The standard MPA, however, presents problems because it uses the same language as does a Living Will and it permits an agent to make decisions that will directly cause a person’s death. Both documents can be interpreted to mean “I don’t want to live” under certain circumstances, which may not be what you meant when you signed your advance directive or what you’d want in the event you are unable to communicate your wishes.
Safeguard your life
Should you become seriously ill or injured and unable to speak for yourself, your greatest advantage will be a tenacious agent committed to protecting your best interests. Your next of kin may not be that person. If you haven’t spoken to someone you would trust with your life about being your medical decision maker in a time of crisis, consider having that conversation today.
Do your best to choose an agent who (1) genuinely respects human life and is capable of making morally sound decisions, (2) will ask questions in order to base decisions on the best medical information and advice available, (3) will seek a second expert opinion, spiritual counsel or legal advice when necessary and (4) will not be easily intimidated by medical professionals or medical terminology.

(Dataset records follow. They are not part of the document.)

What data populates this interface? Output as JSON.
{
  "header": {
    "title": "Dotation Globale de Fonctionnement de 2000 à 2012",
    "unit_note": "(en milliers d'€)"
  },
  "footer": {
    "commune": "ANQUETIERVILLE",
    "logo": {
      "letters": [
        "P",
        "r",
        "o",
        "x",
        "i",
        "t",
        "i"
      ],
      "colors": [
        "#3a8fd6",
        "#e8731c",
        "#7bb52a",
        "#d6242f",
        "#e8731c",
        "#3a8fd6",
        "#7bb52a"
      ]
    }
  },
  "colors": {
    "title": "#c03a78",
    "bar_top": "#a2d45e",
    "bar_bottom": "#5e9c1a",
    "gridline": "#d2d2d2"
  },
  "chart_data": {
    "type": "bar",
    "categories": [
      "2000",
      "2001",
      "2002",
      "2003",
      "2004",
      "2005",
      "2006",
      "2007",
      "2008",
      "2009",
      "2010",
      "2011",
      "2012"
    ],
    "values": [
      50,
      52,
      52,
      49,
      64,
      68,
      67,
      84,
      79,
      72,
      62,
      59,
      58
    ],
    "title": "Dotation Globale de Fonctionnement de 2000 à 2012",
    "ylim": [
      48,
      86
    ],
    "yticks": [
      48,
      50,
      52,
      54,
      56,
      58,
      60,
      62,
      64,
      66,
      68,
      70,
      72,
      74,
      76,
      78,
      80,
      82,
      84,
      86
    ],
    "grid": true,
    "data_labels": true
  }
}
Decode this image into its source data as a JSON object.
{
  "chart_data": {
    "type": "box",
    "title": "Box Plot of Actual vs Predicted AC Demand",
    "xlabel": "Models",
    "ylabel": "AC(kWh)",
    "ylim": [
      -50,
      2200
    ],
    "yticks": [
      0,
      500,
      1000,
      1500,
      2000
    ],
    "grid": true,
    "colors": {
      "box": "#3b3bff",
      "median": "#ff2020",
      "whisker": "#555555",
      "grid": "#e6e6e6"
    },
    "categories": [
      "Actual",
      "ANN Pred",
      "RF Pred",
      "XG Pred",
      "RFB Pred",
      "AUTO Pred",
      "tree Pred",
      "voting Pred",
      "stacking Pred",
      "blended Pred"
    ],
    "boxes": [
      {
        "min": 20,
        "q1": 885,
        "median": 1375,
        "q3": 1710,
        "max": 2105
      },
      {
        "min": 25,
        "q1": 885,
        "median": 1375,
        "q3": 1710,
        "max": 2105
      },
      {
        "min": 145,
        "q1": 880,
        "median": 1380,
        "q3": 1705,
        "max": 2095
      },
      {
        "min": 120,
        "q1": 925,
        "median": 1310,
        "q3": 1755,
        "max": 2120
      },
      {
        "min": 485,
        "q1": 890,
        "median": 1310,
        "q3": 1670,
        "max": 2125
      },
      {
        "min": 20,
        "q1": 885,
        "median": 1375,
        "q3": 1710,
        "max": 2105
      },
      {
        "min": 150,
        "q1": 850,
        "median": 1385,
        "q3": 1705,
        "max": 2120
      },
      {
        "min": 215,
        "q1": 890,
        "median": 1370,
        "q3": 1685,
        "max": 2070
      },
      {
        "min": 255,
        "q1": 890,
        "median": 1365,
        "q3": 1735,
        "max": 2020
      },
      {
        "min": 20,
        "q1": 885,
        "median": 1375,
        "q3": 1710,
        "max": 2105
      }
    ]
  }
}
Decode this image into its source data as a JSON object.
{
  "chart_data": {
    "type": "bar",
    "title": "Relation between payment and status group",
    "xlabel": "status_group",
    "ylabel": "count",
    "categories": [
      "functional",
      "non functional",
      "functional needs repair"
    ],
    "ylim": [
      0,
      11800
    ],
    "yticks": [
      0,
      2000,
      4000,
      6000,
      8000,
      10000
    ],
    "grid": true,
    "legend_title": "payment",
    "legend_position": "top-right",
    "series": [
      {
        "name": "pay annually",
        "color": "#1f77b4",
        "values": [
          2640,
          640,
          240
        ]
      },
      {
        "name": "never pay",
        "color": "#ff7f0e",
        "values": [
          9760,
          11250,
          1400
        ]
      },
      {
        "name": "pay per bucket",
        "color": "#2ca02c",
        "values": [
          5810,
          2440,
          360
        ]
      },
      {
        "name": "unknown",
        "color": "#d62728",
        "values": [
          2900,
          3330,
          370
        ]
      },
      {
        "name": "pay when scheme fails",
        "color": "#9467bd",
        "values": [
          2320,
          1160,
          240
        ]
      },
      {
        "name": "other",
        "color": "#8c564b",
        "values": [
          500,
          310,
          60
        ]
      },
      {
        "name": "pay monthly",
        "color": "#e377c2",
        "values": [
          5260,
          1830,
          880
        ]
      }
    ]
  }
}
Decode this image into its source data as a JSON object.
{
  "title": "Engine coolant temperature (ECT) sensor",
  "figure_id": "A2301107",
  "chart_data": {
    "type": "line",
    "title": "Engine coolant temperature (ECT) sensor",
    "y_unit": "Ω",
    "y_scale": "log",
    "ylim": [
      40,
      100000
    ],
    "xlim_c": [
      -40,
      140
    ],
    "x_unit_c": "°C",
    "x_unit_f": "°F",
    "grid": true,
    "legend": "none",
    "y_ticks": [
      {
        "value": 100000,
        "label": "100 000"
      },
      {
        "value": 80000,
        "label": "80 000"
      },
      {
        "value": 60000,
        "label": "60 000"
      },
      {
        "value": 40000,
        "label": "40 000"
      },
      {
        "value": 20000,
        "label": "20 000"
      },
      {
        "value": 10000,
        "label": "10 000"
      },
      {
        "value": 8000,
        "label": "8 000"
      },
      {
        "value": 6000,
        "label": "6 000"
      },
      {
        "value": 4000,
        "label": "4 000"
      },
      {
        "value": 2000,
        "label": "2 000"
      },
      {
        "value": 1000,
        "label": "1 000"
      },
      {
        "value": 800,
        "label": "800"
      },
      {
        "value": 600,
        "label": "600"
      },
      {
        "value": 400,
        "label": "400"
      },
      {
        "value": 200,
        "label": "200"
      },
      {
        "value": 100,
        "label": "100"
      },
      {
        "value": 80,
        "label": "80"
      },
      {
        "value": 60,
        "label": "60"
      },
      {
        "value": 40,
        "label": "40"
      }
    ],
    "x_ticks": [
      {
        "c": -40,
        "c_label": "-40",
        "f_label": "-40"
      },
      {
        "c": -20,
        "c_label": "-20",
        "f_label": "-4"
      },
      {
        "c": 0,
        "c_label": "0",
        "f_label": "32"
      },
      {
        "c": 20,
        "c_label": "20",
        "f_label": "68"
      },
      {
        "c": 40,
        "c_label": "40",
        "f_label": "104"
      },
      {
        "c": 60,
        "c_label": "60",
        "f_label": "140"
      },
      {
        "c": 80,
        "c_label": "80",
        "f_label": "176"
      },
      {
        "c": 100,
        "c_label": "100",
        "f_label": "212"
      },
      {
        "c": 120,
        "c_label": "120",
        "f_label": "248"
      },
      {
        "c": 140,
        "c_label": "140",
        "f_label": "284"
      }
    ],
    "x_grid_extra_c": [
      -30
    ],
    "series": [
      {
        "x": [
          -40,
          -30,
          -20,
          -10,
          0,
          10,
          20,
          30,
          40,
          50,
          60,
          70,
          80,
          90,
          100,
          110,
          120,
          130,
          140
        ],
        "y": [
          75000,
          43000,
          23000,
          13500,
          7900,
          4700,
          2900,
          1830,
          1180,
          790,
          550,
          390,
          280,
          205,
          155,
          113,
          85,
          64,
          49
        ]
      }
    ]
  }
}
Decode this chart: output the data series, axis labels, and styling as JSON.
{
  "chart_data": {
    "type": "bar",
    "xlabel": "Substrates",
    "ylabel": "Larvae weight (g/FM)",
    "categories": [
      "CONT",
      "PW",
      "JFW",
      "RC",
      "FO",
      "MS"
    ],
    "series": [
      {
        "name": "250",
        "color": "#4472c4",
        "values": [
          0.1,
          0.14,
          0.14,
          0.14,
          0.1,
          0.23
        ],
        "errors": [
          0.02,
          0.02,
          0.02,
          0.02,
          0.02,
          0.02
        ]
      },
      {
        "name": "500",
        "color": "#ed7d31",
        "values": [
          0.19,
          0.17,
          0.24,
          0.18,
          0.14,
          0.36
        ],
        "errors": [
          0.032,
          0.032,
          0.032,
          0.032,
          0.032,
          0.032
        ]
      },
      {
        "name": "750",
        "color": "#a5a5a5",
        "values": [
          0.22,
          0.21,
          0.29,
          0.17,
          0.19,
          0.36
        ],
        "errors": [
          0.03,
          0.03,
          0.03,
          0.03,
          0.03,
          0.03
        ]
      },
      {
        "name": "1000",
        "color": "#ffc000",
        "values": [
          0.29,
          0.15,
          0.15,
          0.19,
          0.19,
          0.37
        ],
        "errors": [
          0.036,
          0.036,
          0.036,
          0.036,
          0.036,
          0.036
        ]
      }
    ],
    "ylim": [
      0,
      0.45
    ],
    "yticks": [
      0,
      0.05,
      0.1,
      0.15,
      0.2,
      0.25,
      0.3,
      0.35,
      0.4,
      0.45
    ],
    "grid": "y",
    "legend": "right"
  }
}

Next, choose a Medical Power of Attorney document that is carefully worded to ensure that no one, not even your agent, has the authority to approve the direct and intentional ending of your life. The Protective Medical Decisions Document (PMDD), drafted by the Patients Rights Council, fits this description and is the MPA that HALO most often recommends. iii
The PMDD states, “I direct that food and water (nutrition and hydration) be provided to me unless death is inevitable and truly imminent so that the effort to sustain my life is futile or unless I am unable to assimilate food and fluids.” This document also directs “that my life not be ended by assisted suicide” or “by euthanasia.” And, to preclude misinterpretation of your directions, the PMDD specifically states that the meanings of words used in this document are “those which I have discussed with my agent.” When you sign a PMDD, you are giving your agent sole authority to interpret what you mean by the words used in it.
The wording of a Medical Power of Attorney is critically important and must comply with the laws of your state. The PMDD is available in state-specific versions, which is another reason HALO endorses it.
Be prepared
When a patient is admitted to a health care facility, they are asked if they have an advance directive. If the answer is “no,” they are offered one then and there. Being admitted to a health care facility is often a stressful event and there are many papers to sign and questions to answer. This is not an ideal circumstance for scrutinizing a legal document with life and death consequences. It is wise to plan ahead so you have your own thoughtfully prepared Medical Power of Attorney in hand when you arrive at the emergency room or admission desk.
Filling out a PMDD takes only a few minutes—a few minutes that may mean the difference between life and death.
i Euthanasia means an act or omission which causes the death of a sick, elderly or disabled person so that suffering and other difficulties may be eliminated.
ii “Why do patients often deviate from their advance directives?” Jerome Groopman, MD and Pamela Hartzband, MD, Physician, 9/24/2012
iii HALO’s preferred MPA, the Protective Medical Decisions Document (PMDD), is a state-specific document available from the Patients Rights Council, P.O Box 760, Steubenville, OH 43952; phone 740-282-3810 or toll-free 1-800-958-5678. For Wisconsin residents HALO also endorses the Wisconsin Protective Power of Attorney for Health Care, which can be downloaded free at www.prolifewisconsin.org , or ordered by calling toll-free 1-877-463-7945.